Marvel Comics’ mature readers imprint, Epic Comics, published a Tomb of Dracula limited series in 1991 entitled, “Day of Blood, Night of Redemption.” Marv Wolfman and Gene Colan reunited from the original series and teamed with Al Williamson to produce this visually stunning and highly ambitious four-part epic. The script faltered a bit by the end, as it really needed at least two more issues to realize its full potential; but this was an excellent effort and a welcome return to form that is deserving of more attention for its high standard of quality throughout.

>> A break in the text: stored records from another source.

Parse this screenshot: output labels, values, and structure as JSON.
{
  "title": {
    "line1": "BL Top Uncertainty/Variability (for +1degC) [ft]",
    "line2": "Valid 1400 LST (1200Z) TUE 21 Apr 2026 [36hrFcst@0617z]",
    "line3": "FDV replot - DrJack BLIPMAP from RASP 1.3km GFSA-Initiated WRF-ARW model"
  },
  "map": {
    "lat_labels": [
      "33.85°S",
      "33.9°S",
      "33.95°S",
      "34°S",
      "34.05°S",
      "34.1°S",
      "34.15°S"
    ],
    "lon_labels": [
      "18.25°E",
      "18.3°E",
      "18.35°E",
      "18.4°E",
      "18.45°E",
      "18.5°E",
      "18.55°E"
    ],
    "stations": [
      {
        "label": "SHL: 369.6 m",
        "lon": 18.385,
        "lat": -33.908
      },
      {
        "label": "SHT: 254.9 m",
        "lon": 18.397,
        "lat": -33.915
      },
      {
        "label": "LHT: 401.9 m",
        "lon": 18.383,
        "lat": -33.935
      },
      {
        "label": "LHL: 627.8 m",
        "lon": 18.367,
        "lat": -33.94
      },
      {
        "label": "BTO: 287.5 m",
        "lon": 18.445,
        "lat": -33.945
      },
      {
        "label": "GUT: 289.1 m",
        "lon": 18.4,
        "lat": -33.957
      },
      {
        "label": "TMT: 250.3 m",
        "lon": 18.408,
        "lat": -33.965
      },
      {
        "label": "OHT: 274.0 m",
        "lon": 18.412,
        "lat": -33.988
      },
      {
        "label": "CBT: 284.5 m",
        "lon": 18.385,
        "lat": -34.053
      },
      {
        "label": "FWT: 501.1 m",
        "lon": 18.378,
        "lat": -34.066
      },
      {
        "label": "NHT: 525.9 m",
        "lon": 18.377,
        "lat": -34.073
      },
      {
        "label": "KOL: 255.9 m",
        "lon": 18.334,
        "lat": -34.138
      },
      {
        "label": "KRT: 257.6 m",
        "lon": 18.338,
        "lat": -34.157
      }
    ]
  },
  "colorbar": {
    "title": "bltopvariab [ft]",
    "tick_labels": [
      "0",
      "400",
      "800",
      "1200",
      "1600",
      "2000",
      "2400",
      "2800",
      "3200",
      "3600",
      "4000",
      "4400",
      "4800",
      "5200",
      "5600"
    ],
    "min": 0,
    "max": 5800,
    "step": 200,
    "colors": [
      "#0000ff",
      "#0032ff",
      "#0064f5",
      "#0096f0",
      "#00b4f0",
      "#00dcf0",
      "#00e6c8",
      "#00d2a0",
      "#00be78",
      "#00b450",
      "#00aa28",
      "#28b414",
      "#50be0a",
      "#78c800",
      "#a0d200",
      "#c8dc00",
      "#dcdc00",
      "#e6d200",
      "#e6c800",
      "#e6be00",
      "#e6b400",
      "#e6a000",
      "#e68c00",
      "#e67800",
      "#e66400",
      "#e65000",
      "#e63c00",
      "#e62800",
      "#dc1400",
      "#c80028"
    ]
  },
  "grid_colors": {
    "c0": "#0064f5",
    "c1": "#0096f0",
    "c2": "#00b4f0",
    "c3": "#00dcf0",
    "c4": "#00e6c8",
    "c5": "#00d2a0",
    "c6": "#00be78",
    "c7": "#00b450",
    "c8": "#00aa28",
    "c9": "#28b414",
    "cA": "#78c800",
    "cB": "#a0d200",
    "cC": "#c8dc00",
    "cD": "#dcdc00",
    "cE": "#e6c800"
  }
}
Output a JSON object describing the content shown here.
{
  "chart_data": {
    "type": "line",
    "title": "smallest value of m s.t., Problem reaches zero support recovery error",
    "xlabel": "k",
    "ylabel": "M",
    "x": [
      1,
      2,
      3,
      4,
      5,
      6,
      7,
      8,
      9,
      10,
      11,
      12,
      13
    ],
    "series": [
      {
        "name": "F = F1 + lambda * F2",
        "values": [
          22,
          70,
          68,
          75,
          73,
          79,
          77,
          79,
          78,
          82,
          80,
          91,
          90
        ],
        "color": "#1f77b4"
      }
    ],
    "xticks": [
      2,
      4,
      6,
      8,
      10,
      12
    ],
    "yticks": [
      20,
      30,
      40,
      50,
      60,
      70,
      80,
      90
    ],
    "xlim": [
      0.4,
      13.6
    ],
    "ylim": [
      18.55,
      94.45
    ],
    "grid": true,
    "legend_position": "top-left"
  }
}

The third issue gets underway with a quiet interlude shattered when a street gang makes the mistake of harassing the vampire after discovering him alone on the streets of Washington D.C. There is an unmistakable cathartic glee to the scene where Dracula literally drags the leader of the gang to his death. This is followed by a brief segment that establishes Katinka as having joined Frank Drake and Blade in their hunt for the vampire. Her character proves the necessary bridge to smooth the rough partnership rekindled between these two very different men. She also functions as a Van Helsing substitute, who is seeking a scientific cure for Marlene’s possession.
Marv Wolfman obviously felt the imposing weight of technological change in the ten years since he had last written the character and brings the same weight to bear on the vampire. Dracula pays a visit to Lila in her dorm at Georgetown University, where he succeeds in seducing her. Once under the vampire’s spell, the young woman eagerly steals all of Professor Smirnoff’s notes and introduces the vampire to the burgeoning computer age and the marvel of the CD-Rom in this pre-Internet story. While Dracula absorbs all of this information, he is dismissive of Lila. The sexually confused young woman believes she loves the vampire and willingly enters into an abusive relationship with him.